Ensuring Feasibility in Constrained Reinforcement Learning: A Comprehensive Analysis

Satisfying safety constraints is a critical challenge in solving optimal control problems. This paper proposes a comprehensive feasibility theory that applies to both model predictive control (MPC) and reinforcement learning (RL) by decoupling policy solving and implementation into virtual-time and real-time domains. The theory defines different types of feasibility, analyzes their containment relationships, and provides guidelines for designing virtual-time constraints to achieve the maximum feasible region.

The paper addresses the feasibility problem in constrained optimal control problems, where the policy must satisfy safety constraints at every time step. It proposes a feasibility theory that applies to both MPC and RL by decoupling the problem into virtual-time and real-time domains. The key insights are: Initial feasibility describes whether a state can satisfy the virtual-time constraints at the current step, while endless feasibility describes whether all future states can satisfy the constraints. The paper analyzes the containment relationships between different feasible regions, such as the initially feasible region (IFR), the endlessly feasible region (EFR), and the maximum EFR. This provides a tool for analyzing the feasibility of an arbitrary policy. The paper introduces the concept of a feasibility function, which is a practical design tool for constructing virtual-time constraints that can achieve the maximum EFR. It reviews existing constraint formulations and shows they are applications of feasibility functions. The paper demonstrates the feasibility theory through an emergency braking control example, visualizing the feasible regions under both MPC and RL policies. Overall, the feasibility theory fills an important gap in the literature by providing a unified framework for analyzing feasibility in constrained optimal control for both MPC and RL.

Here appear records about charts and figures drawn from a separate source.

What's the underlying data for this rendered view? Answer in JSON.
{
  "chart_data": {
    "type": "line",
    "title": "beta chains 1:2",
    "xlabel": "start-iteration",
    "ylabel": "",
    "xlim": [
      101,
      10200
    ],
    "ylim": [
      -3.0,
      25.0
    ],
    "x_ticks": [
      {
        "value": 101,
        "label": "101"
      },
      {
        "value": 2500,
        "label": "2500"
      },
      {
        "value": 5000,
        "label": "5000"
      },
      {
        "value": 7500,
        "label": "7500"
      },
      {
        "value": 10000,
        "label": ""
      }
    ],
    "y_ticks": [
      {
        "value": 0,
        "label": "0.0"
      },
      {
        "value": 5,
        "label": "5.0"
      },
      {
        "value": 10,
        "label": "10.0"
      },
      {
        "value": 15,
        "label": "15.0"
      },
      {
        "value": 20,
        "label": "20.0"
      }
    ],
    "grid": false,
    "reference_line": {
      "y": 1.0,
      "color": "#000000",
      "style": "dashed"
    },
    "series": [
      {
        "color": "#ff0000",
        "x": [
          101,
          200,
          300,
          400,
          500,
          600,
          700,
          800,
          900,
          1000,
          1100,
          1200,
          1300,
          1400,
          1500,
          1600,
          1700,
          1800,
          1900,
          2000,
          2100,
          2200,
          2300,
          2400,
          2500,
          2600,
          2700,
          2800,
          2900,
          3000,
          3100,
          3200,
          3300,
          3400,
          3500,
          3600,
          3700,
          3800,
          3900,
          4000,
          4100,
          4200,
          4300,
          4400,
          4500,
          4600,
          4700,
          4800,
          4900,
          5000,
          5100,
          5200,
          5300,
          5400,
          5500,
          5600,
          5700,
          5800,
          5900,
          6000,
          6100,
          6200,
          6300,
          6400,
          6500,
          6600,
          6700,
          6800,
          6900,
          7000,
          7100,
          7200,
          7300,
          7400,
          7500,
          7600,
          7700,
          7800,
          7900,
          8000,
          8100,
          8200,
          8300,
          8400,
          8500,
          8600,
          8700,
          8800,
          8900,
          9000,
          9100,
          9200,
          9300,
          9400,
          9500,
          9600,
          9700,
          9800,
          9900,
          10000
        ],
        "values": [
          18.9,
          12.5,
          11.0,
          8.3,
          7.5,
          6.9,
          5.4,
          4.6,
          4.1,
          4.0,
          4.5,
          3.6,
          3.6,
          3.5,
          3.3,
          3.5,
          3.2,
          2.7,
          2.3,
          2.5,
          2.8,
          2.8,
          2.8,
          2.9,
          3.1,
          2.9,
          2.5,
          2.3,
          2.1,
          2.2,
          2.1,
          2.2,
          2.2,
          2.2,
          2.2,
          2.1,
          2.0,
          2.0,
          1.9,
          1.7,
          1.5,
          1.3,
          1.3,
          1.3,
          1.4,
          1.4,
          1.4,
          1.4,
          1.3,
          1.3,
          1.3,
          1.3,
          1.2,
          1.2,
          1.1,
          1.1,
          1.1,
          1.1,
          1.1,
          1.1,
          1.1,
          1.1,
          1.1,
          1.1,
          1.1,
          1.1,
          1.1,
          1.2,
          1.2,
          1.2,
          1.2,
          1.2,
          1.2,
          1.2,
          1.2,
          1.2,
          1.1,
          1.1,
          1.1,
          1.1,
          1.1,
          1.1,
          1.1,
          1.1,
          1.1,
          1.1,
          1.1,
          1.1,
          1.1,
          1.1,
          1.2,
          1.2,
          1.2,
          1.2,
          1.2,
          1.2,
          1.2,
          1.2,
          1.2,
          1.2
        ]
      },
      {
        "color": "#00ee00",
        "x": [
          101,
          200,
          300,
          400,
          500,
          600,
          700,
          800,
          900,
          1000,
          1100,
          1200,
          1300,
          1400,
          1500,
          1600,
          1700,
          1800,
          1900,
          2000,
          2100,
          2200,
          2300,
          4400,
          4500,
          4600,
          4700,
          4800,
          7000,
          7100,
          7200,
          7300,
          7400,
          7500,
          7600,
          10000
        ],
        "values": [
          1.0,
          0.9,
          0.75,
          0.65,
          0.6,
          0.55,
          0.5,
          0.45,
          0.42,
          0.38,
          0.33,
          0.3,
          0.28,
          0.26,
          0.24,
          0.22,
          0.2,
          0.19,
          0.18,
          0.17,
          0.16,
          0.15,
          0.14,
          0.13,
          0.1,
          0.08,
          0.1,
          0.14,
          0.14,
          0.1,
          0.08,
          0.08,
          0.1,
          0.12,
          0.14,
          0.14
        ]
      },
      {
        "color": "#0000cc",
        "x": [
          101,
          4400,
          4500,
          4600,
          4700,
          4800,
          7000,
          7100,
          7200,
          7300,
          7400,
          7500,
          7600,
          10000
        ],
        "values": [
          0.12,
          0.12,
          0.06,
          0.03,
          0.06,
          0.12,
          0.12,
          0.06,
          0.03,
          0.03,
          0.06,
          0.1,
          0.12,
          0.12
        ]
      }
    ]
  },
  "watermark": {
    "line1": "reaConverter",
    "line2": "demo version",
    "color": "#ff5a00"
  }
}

Satisfying safety constraints is a priority concern when solving optimal control problems. Due to the existence of infeasibility phenomenon, where a constraint-satisfying solution cannot be found, it is necessary to identify a feasible region before implementing a policy. Existing feasibility theories built for model predictive control (MPC) only consider the feasibility of optimal policy, but reinforcement learning (RL) solves the optimal policy in an iterative manner, which comes with a series of non-optimal intermediate policies.

"Feasibility analysis of these non-optimal policies is also necessary for iteratively improving constraint satisfaction; but that is not available under existing MPC feasibility theories." "The basis of our theory is to decouple policy solving and implementation into two temporal domains: virtual-time domain and real-time domain." "We further provide virtual-time constraint design rules along with a practical design tool called feasibility function that helps to achieve the maximum feasible region."